Tokyo taxi system is starting to change

One of the taxi companies decided to introduce new ideas into the business

Photo: japantimes.co.jp

/NOVOSTIVL/ Growing up in Canada, Alex Lipson never imagined he would one day become a taxi driver — especially not on the other side of the world in Tokyo. This article appeared in The Japan Times.

"I didn’t have some childhood dream to be a taxi driver," said the 34-year-old, who joined cab firm Hinomaru Kotsu Co. late last August. “People have negative opinions and not-so-negative opinions about the taxi industry, but it seemed really interesting as a way for me to have a new experience in Japan".

Hinomaru, which operates in Tokyo and Kanagawa Prefecture, began actively recruiting non-Japanese drivers last spring. The company already employed a handful of drivers from overseas and had been impressed with their performance. It was also keen to capitalize on the record number of tourists that have been flocking to Japan.

Drivers typically work 11 days in a month, with each working day comprising a basic 19-hour shift, during which at least three hours of break must be taken by law. Drivers arrive at the depot before 7:30 a.m. to get changed, take a Breathalyzer test and health check, inspect their vehicles and then begin work at 8 a.m. Day- and night-shift schedules, where drivers work 11-hour shifts 22 times a month, are also available.

Once the training period is over and they begin work, drivers are guaranteed a monthly salary of ¥300,000 for the first six months or ¥250,000 for the first year, as long as they fulfill certain requirements that include providing a guarantor to vouch for them.
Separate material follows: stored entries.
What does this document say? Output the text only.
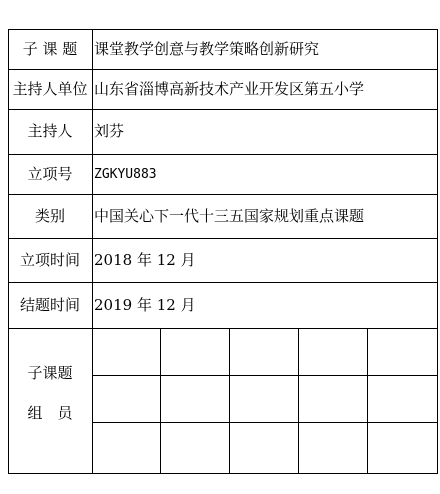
子 课 题
主持人单位
主持人
立项号
类别
立项时间
结题时间
课堂教学创意与教学策略创新研究
山东省淄博高新技术产业开发区第五小学
刘芬
ZGKYU883
中国关心下一代十三五国家规划重点课题
2018 年 12 月
2019 年 12 月
子课题
组　员
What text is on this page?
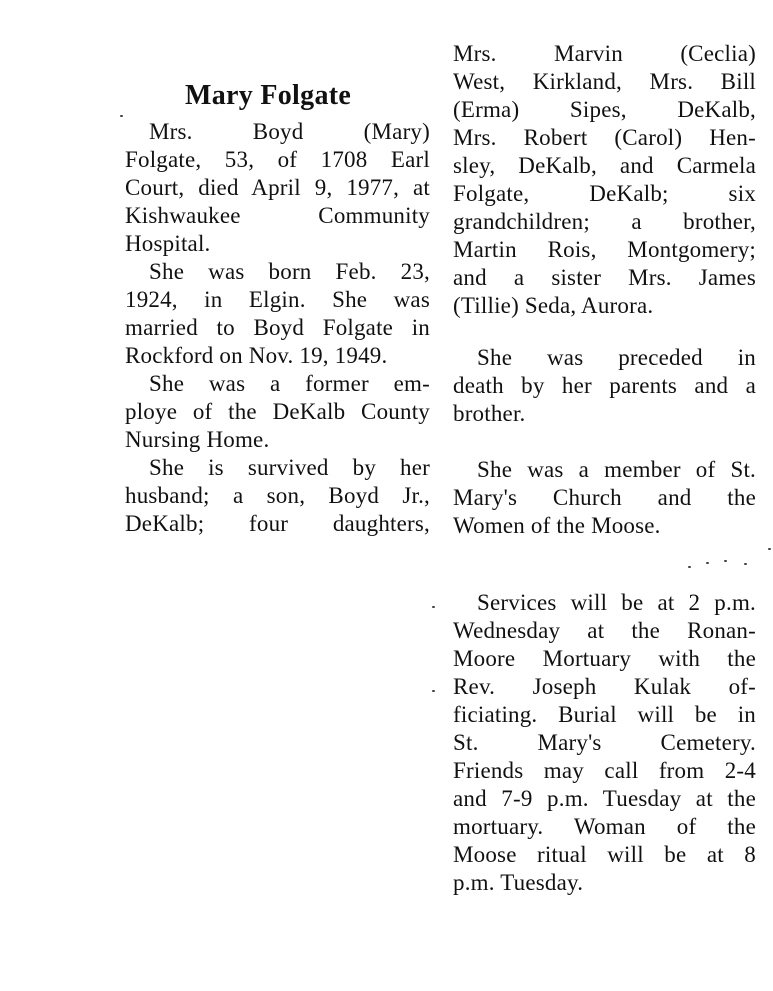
Mary Folgate
Mrs. Boyd (Mary)
Folgate, 53, of 1708 Earl
Court, died April 9, 1977, at
Kishwaukee Community
Hospital.
She was born Feb. 23,
1924, in Elgin. She was
married to Boyd Folgate in
Rockford on Nov. 19, 1949.
She was a former em-
ploye of the DeKalb County
Nursing Home.
She is survived by her
husband; a son, Boyd Jr.,
DeKalb; four daughters,
Mrs. Marvin (Ceclia)
West, Kirkland, Mrs. Bill
(Erma) Sipes, DeKalb,
Mrs. Robert (Carol) Hen-
sley, DeKalb, and Carmela
Folgate, DeKalb; six
grandchildren; a brother,
Martin Rois, Montgomery;
and a sister Mrs. James
(Tillie) Seda, Aurora.
She was preceded in
death by her parents and a
brother.
She was a member of St.
Mary's Church and the
Women of the Moose.
Services will be at 2 p.m.
Wednesday at the Ronan-
Moore Mortuary with the
Rev. Joseph Kulak of-
ficiating. Burial will be in
St. Mary's Cemetery.
Friends may call from 2-4
and 7-9 p.m. Tuesday at the
mortuary. Woman of the
Moose ritual will be at 8
p.m. Tuesday.
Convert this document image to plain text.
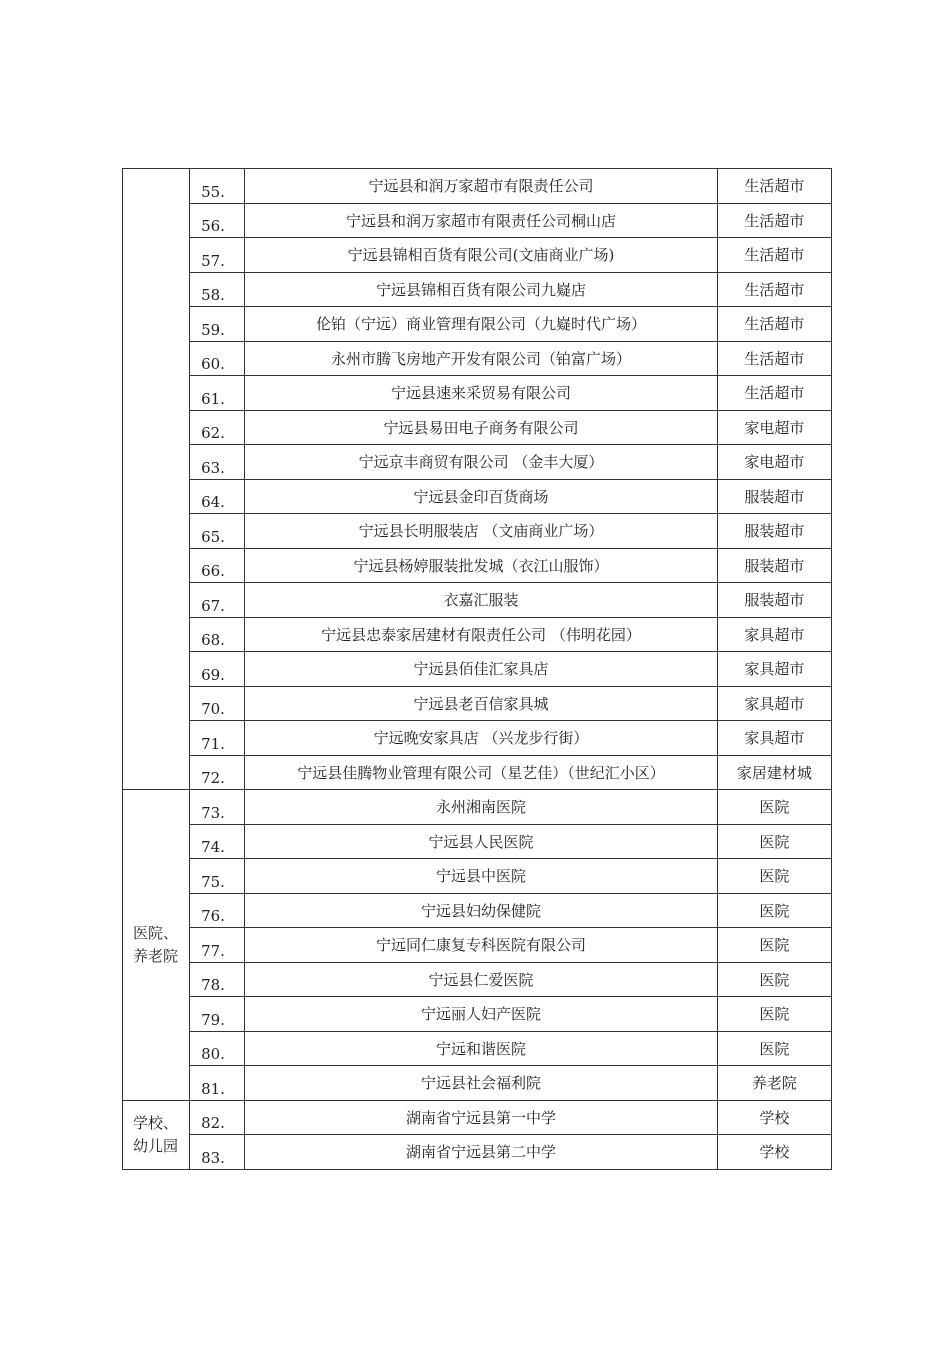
	55.	宁远县和润万家超市有限责任公司	生活超市
	56.	宁远县和润万家超市有限责任公司桐山店	生活超市
	57.	宁远县锦相百货有限公司(文庙商业广场)	生活超市
	58.	宁远县锦相百货有限公司九嶷店	生活超市
	59.	伦铂（宁远）商业管理有限公司（九嶷时代广场）	生活超市
	60.	永州市腾飞房地产开发有限公司（铂富广场）	生活超市
	61.	宁远县速来采贸易有限公司	生活超市
	62.	宁远县易田电子商务有限公司	家电超市
	63.	宁远京丰商贸有限公司 （金丰大厦）	家电超市
	64.	宁远县金印百货商场	服装超市
	65.	宁远县长明服装店 （文庙商业广场）	服装超市
	66.	宁远县杨婷服装批发城（衣江山服饰）	服装超市
	67.	衣嘉汇服装	服装超市
	68.	宁远县忠泰家居建材有限责任公司 （伟明花园）	家具超市
	69.	宁远县佰佳汇家具店	家具超市
	70.	宁远县老百信家具城	家具超市
	71.	宁远晚安家具店 （兴龙步行街）	家具超市
	72.	宁远县佳腾物业管理有限公司（星艺佳）（世纪汇小区）	家居建材城
医院、养老院	73.	永州湘南医院	医院
	74.	宁远县人民医院	医院
	75.	宁远县中医院	医院
	76.	宁远县妇幼保健院	医院
	77.	宁远同仁康复专科医院有限公司	医院
	78.	宁远县仁爱医院	医院
	79.	宁远丽人妇产医院	医院
	80.	宁远和谐医院	医院
	81.	宁远县社会福利院	养老院
学校、幼儿园	82.	湖南省宁远县第一中学	学校
	83.	湖南省宁远县第二中学	学校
After the salaried period is over, they are paid on commission, receiving anywhere between 52 percent and 62 percent of what they take in.

"Foreign drivers work very hard when they first start," said Kazumi Otsu, global recruitment section chief in Hinomaru’s personnel affairs department. "That doesn’t depend on their nationality, but they are very positive about doing their job. When the Japanese drivers see that, it acts as an incentive to spur them on."

By the end of February, 31 of the company’s roughly 1,500 drivers were born overseas, comprising 15 nationalities. The company hopes to have 100 foreign-born drivers on its payroll by July 2020, when the Tokyo Olympics begin.